I’m leaving my job. Friday is my last day. It’s been a good two years with the Department of Labor. I started here one day late because the government was still closed back in 2013.

I walked into the job and three days later my co-worker was let go. From then, I worked alone (with a lot of help from others) to get me into the position where I was able to support the department’s WebEx events without failure.

I was a one-man support team until Jan 2015 when I finally got some full-time help. Then we were finally a two-person team again. Then that person left suddenly in October and we hired a new person who I’ve poured all of my knowledge into and left him with a pile of documentation and as much training as I could cram into our few weeks together.

He’s knowledgeable, excited and hard-working and I know he’ll keep things going once I leave and continue the tradition of success I’ve worked so hard to build.

I tend to disappear from jobs without so much as word as I did from NIH in 2013, with my two-weeks being entirely during the shutdown.

This time, I setup an auto-responder to all new email to alert people who I was leaving and to email the group email address and not me directly as they’d gotten used to when it was just me.

I’m terrible at goodbyes but it’s nice to know your hard work didn’t go unnoticed which it can so often feel like when working in a support role. I got this email earlier this morning from a person I’ve worked on countless events with over the past two years.

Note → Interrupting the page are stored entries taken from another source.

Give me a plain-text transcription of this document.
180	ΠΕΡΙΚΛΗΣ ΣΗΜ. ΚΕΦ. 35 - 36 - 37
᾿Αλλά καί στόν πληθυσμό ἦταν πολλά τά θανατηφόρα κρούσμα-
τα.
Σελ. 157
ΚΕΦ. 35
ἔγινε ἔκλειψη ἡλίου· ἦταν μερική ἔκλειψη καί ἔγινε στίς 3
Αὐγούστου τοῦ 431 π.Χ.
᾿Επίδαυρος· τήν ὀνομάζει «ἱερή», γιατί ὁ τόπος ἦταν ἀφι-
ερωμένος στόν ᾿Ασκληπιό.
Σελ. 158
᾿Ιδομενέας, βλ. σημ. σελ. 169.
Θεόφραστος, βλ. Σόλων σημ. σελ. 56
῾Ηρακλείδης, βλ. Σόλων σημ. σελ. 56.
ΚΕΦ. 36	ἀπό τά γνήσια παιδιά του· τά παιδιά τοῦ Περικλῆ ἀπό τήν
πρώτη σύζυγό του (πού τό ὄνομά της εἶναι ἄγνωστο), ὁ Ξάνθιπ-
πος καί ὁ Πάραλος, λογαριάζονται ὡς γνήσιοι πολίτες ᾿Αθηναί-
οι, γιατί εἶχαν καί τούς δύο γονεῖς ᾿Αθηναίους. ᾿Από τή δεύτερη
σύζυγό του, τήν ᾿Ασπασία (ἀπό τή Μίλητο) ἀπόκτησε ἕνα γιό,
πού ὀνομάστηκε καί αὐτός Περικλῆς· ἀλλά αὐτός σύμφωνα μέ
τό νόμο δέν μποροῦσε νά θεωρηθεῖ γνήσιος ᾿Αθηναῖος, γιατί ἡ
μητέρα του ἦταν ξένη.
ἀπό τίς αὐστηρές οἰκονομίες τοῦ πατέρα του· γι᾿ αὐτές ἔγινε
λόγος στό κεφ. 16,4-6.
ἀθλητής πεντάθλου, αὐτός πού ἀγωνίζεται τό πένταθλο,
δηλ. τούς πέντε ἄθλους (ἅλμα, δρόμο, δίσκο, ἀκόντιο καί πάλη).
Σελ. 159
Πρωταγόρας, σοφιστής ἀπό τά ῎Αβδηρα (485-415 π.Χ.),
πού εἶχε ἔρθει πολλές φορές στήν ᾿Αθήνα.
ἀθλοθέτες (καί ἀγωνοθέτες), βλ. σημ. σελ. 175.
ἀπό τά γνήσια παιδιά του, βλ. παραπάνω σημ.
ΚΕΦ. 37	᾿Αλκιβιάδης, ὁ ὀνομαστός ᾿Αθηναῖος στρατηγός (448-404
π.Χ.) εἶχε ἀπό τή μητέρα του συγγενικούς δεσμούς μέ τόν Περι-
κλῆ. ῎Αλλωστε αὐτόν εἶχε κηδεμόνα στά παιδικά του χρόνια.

Carl – I just learned you were leaving DOL this Friday. I wanted to say thank you so very much for all you have done on behalf of OCIO and the IT Modernization Team to support learning events, All Hands meetings, committee meetings, etc. – you were the glue that helped make these events work seamlessly as a norm. And if there was a hitch you had a quick remedy.

Your expertise and service-oriented way of being have been greatly appreciated and valued by all on our team. Knowing that someone with expertise and knowhow was available to assist in the less visible parts of the work removed a lot of stress.

Your departure is a tremendous loss for DOL and OCIO. I wish you the very very best in your next endeavor and hope your new employer understands the contribution you can make to their work.

So with this, I leave contracting to the Department of Labor for a contract job with the Food & Drug Administration.